Delirium is associated with increased ICU and hospital length of stay. The presence of delirium has important prognostic implications; in mechanically ventilated patients it is associated with a 2.5 fold increase in short-term mortality and a 3.2 fold increase in 6-month mortality. Furthermore, delirium is associated with the development of post-ICU cognitive impairment. Delirium is frequently undiagnosed unless specific diagnostic instruments are used. Therefore routine monitoring of delirium in all ICU patients is recommended [12]. The Confusion Assessment Method for the ICU (CAM-ICU) and the Intensive Care Delirium Screening Checklist (ICDSC) are the most valid and reliable delirium monitoring tools (see Fig. 15.2) [30]. Gusmao-Flores et al. performed a metaanalysis comparing the CAM-ICU with the ICDSC [31]. The CAM-ICU had a high sensitivity and specificity with a diagnostic odds ratio of 103.3 and a ROC of 0.97. The ICDSC has moderate sensitivity and good specificity (ROC 0.89). The available data suggest that both CAM-ICU and the ICDSC can be used as a screening tool for the diagnosis of delirium in critically ill patients. It is however not clear that the use of these scales is more sensitive than unstructured assessments made by trained bedside nurses who are prompted to look for delirium [32].

Non-pharmacological approaches such as physical and occupational therapy decrease the duration of delirium and should be encouraged. The use of pharmacologic agents to prevent delirium is not recommended, as there is no compelling data to demonstrate that this reduces the incidence or duration of delirium.
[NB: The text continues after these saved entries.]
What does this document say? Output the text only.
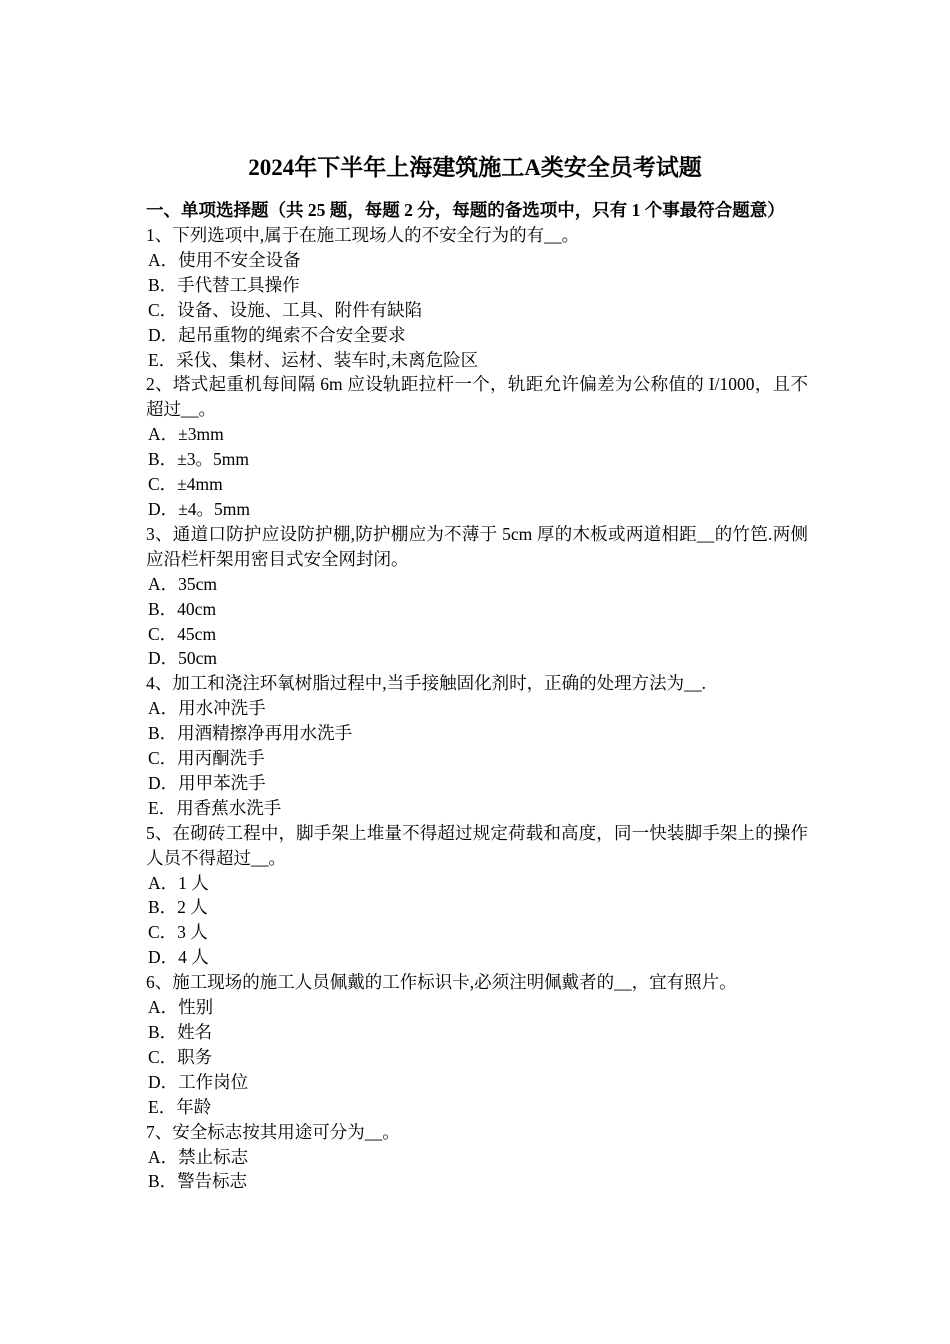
2024年下半年上海建筑施工A类安全员考试题

一、单项选择题（共 25 题，每题 2 分，每题的备选项中，只有 1 个事最符合题意）

1、下列选项中,属于在施工现场人的不安全行为的有__。

A．使用不安全设备

B．手代替工具操作

C．设备、设施、工具、附件有缺陷

D．起吊重物的绳索不合安全要求

E．采伐、集材、运材、装车时,未离危险区

2、塔式起重机每间隔 6m 应设轨距拉杆一个，轨距允许偏差为公称值的 I/1000，且不超过__。

A．±3mm

B．±3。5mm

C．±4mm

D．±4。5mm

3、通道口防护应设防护棚,防护棚应为不薄于 5cm 厚的木板或两道相距__的竹笆.两侧应沿栏杆架用密目式安全网封闭。

A．35cm

B．40cm

C．45cm

D．50cm

4、加工和浇注环氧树脂过程中,当手接触固化剂时，正确的处理方法为__.

A．用水冲洗手

B．用酒精擦净再用水洗手

C．用丙酮洗手

D．用甲苯洗手

E．用香蕉水洗手

5、在砌砖工程中，脚手架上堆量不得超过规定荷载和高度，同一快装脚手架上的操作人员不得超过__。

A．1 人

B．2 人

C．3 人

D．4 人

6、施工现场的施工人员佩戴的工作标识卡,必须注明佩戴者的__，宜有照片。

A．性别

B．姓名

C．职务

D．工作岗位

E．年龄

7、安全标志按其用途可分为__。

A．禁止标志

B．警告标志
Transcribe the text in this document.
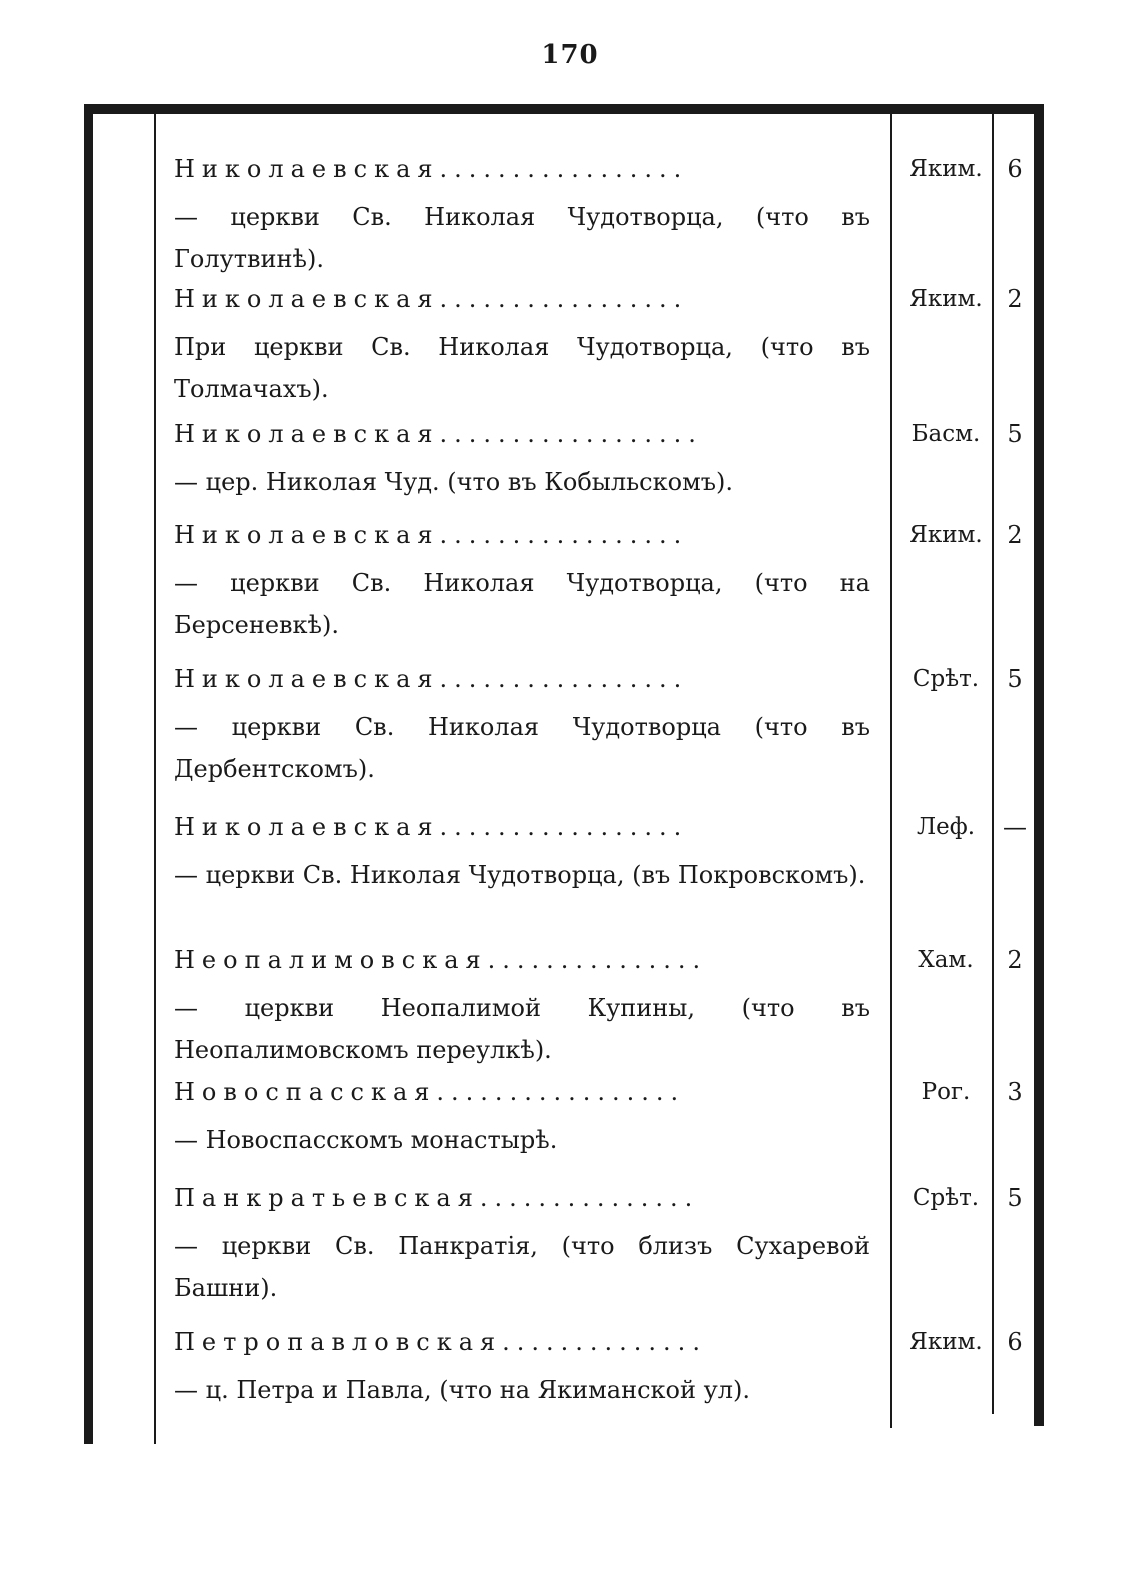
170
Николаевская.................
— церкви Св. Николая Чудотворца, (что въ Голутвинѣ).
Яким.	6
Николаевская.................
При церкви Св. Николая Чудотворца, (что въ Толмачахъ).
Яким.	2
Николаевская..................
— цер. Николая Чуд. (что въ Кобыльскомъ).
Басм.	5
Николаевская.................
— церкви Св. Николая Чудотворца, (что на Берсеневкѣ).
Яким.	2
Николаевская.................
— церкви Св. Николая Чудотворца (что въ Дербентскомъ).
Срѣт.	5
Николаевская.................
— церкви Св. Николая Чудотворца, (въ Покровскомъ).
Леф.	—
Неопалимовская...............
— церкви Неопалимой Купины, (что въ Неопалимовскомъ переулкѣ).
Хам.	2
Новоспасская.................
— Новоспасскомъ монастырѣ.
Рог.	3
Панкратьевская...............
— церкви Св. Панкратія, (что близъ Сухаревой Башни).
Срѣт.	5
Петропавловская..............
— ц. Петра и Павла, (что на Якиманской ул).
Яким.	6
Page and colleagues randomized 141 mechanically ventilated patients to receive haloperidol 2·5 mg or placebo intravenously every 8 h, irrespective of coma or delirium status [33]. Patients in the haloperidol group spent the same number of days alive, without delirium, and without coma as did patients in the placebo group.
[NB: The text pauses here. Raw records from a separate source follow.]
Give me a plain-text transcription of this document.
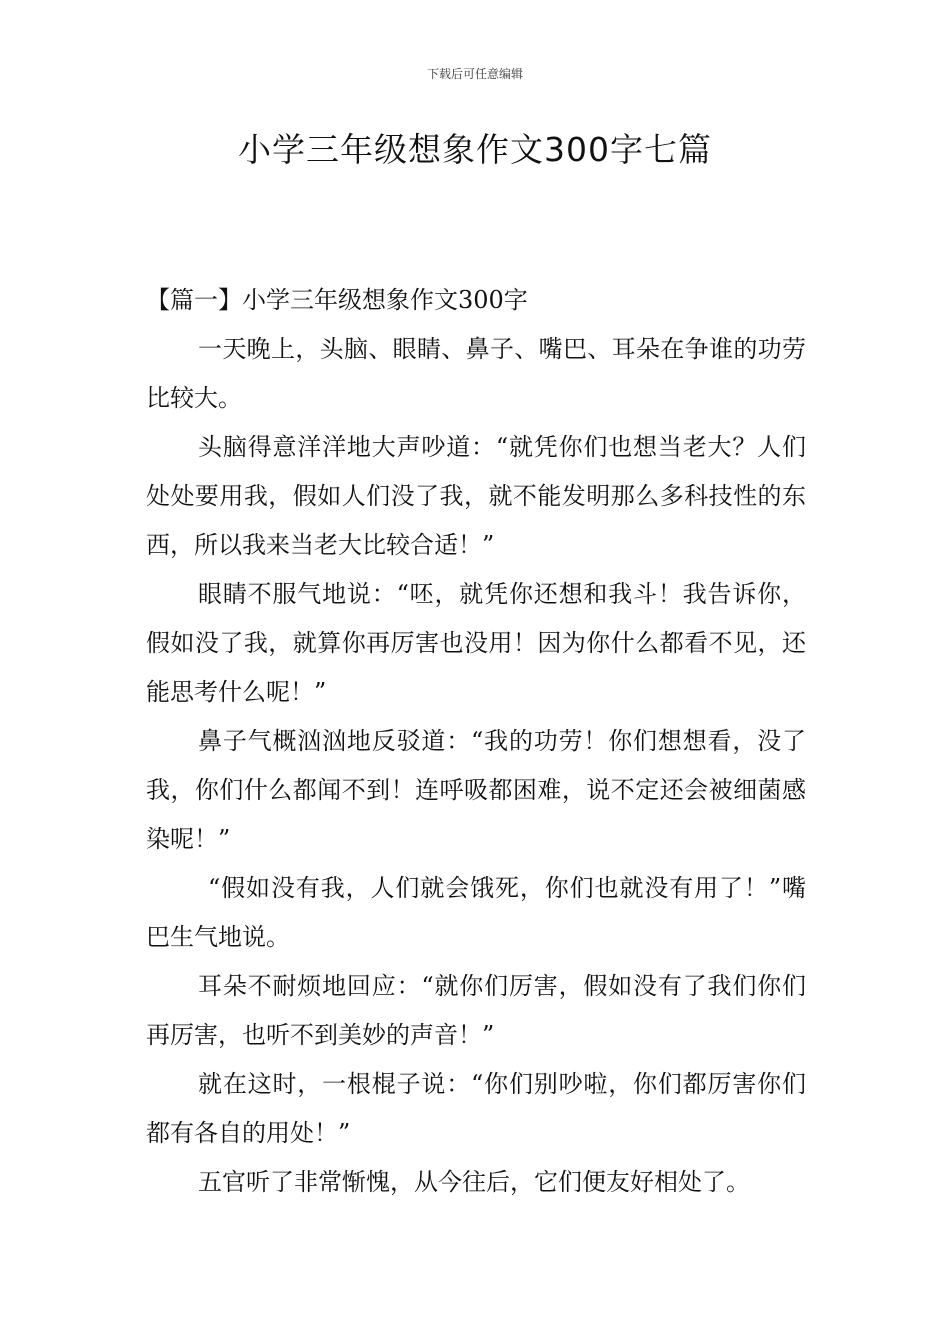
下载后可任意编辑
小学三年级想象作文300字七篇
【篇一】小学三年级想象作文300字

一天晚上，头脑、眼睛、鼻子、嘴巴、耳朵在争谁的功劳比较大。

头脑得意洋洋地大声吵道：“就凭你们也想当老大？人们处处要用我，假如人们没了我，就不能发明那么多科技性的东西，所以我来当老大比较合适！”

眼睛不服气地说：“呸，就凭你还想和我斗！我告诉你，假如没了我，就算你再厉害也没用！因为你什么都看不见，还能思考什么呢！”

鼻子气概汹汹地反驳道：“我的功劳！你们想想看，没了我，你们什么都闻不到！连呼吸都困难，说不定还会被细菌感染呢！”

“假如没有我，人们就会饿死，你们也就没有用了！”嘴巴生气地说。

耳朵不耐烦地回应：“就你们厉害，假如没有了我们你们再厉害，也听不到美妙的声音！”

就在这时，一根棍子说：“你们别吵啦，你们都厉害你们都有各自的用处！”

五官听了非常惭愧，从今往后，它们便友好相处了。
Traditionally haloperidol has been used to treat delirium in the ICU. There is however no published evidence that treatment with haloperidol reduces the duration of delirium. Girard et al. randomized 101 mechanically ventilated patients with delirium/coma to receive haloperidol, ziprasidone, or placebo every 6 h for up to 14 days [34]. Treatment with antipsychotics did not improve the number of days alive without delirium or coma, nor did it increase adverse outcomes. Devlin et al. performed a double-blind, placebo controlled, multicenter study which evaluated the efficacy and safety of quetiapine in 36 ICU patients diagnosed with delirium [35]. Rescue intravenous haloperidol was allowed to be used in both groups. The results showed that quetiapine was associated with quicker resolution of delirium, reduced time of delirium and agitation, and reduced haloperidol requirement compared to placebo. There was however no difference in the duration of ICU stay, length of hospitalization, and hospital mortality. Two clinical trials have found that antipsychotics, compared with placebo, hasten the resolution of delirium in hospitalized patients without critical illness. Hu et al. found that haloperidol and olanzapine each led to earlier improvements in Delirium Rating Scales scores among 175 elderly patients, compared with placebo [36]. Similarly, Kalisvaart et al. found that haloperidol reduced the severity and duration of delirium among elderly patients undergoing hip surgery, compared with placebo [37]. These data suggest haloperidol has a limited role in the treatment of delirium. Atypical antipsychotics may reduce the duration of delirium (see Table 15.1). Dexmedetomidine has been demonstrated to reduce the duration of delirium and may be the agent of choice in these patients [38].